Now I’m completely confused. I obviously have spoken at length with this young lady. The advice simple, let her decide what to do. Maybe tell her how I would look at something? We talk for what seems like forever.
What she remembered about going to camps, friends growing up; some of the people she mentions are names that are feel familiar. I asked where she picked up the food, only to get a scolding reply about how she knew I would always prefer someone to cook over going out somewhere. The way she says this makes me think of conversations I have had over the years with family, friends. I’m completely comfortable.
That feeling fades quickly with the arrival of a darkly dressed man saying that it was time to go. Which one of us? Fear takes over, panic moving my voice to shake as I beg for more time. Five more minutes, I just wanted to ask a question.
Our new companion’s gravelly voice croaks out “Five minutes, no more. Ask your question!” But he doesn’t leave, tapping at his watch.
The only thing that I can think to ask is “How do we know each other?”

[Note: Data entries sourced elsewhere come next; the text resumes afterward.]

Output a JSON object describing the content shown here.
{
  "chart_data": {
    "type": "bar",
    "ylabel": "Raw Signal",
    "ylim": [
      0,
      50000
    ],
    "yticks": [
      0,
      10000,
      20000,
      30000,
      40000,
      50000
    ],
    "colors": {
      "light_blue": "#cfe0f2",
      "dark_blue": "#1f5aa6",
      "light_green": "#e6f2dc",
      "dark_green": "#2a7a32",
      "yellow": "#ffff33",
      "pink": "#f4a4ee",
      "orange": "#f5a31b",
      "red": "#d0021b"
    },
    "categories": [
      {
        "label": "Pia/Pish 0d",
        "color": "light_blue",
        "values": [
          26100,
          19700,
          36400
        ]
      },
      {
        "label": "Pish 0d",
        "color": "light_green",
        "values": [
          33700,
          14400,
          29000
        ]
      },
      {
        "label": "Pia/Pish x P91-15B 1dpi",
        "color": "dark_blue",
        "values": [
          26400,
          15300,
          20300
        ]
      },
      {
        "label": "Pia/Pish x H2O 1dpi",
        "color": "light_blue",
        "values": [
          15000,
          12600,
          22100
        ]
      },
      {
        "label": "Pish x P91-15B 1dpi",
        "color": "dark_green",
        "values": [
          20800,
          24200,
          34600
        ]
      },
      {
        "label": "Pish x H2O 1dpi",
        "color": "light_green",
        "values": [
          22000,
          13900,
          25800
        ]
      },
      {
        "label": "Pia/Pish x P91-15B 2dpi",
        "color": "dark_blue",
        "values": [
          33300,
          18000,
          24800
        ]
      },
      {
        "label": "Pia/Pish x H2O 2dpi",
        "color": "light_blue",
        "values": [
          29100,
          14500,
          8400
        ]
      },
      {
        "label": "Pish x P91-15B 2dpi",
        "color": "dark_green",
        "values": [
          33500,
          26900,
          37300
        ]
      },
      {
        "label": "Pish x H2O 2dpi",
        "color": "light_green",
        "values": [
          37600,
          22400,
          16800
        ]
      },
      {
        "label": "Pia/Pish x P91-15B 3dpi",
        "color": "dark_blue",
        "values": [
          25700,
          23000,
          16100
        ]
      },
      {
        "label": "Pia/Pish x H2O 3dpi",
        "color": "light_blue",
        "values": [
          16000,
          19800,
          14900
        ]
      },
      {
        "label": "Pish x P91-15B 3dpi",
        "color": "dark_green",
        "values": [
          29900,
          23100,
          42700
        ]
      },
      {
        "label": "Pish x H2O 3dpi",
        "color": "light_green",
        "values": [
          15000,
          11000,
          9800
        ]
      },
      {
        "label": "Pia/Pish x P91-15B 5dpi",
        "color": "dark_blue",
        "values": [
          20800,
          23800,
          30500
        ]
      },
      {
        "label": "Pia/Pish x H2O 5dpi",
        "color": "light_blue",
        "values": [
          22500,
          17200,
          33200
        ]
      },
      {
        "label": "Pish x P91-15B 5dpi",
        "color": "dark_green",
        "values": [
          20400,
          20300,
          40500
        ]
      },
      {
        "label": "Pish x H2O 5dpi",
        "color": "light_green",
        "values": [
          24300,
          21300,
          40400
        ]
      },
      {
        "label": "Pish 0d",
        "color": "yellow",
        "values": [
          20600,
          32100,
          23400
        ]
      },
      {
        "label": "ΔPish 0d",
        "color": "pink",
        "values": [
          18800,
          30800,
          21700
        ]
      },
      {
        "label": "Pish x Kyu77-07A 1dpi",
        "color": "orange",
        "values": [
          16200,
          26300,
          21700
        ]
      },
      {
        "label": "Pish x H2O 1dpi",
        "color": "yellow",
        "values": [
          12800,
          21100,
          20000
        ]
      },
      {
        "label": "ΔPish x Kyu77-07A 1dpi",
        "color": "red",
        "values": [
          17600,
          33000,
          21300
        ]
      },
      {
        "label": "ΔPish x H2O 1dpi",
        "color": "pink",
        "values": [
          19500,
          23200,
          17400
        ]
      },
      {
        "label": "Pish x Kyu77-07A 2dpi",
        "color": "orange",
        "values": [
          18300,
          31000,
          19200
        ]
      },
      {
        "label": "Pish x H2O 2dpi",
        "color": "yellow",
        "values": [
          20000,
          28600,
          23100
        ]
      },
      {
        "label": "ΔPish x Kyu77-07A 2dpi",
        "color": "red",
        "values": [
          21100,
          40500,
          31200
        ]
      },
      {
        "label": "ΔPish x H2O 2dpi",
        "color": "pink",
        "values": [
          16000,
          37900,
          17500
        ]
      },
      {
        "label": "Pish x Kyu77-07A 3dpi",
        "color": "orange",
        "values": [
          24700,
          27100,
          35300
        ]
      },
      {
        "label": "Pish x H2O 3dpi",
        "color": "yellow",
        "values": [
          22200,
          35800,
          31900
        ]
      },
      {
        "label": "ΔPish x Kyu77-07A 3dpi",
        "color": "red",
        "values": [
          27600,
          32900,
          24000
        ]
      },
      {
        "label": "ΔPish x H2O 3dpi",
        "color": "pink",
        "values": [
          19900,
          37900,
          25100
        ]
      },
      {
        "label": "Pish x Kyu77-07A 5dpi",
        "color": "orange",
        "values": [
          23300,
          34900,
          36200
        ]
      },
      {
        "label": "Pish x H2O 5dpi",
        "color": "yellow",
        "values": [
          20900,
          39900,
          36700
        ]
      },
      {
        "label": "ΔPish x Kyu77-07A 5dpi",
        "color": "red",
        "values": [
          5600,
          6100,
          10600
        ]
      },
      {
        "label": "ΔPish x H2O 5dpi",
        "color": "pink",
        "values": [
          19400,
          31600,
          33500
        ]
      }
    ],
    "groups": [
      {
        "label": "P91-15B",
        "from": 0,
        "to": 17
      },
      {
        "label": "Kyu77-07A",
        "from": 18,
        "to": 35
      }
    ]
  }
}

The shadows start to pull away from her face. The baseball cap that had been holding back her hair now resting on the table. This pair of blue eyes now clearly staring back at me. Moisture pooled in the corners, as she pushes the chair back from the table. She walks over to my side and kisses me on the forehead. I’ve done this so many times to friends and family, it feels like someone mimicking my patterns.
“I’m ready to go. Maybe we can do this again?” Her question more directed towards our interloper than to me.
“I can’t answer that for you my dear”, grabbing her hand and starting towards the darkness.
As they fade into the distance I can hear heavy footfalls coming back in my direction. Hands reach up, wrapping around my neck.
“I love you!”
“I love you too!” Why did that just fly out of my mouth? So natural, no hesitation.
“Thanks for dinner, Daddy!”
“You’re welcome, Bug!’ A nickname only one person could have! My daughter, how could I not know my own daughter? Panic taking over again, her footsteps fading into the darkness.
I’m left alone at the table. Where do I go next? There’s no light left, no one showing me how to move forward.
Setting my hands down on the surface before me, I just wait.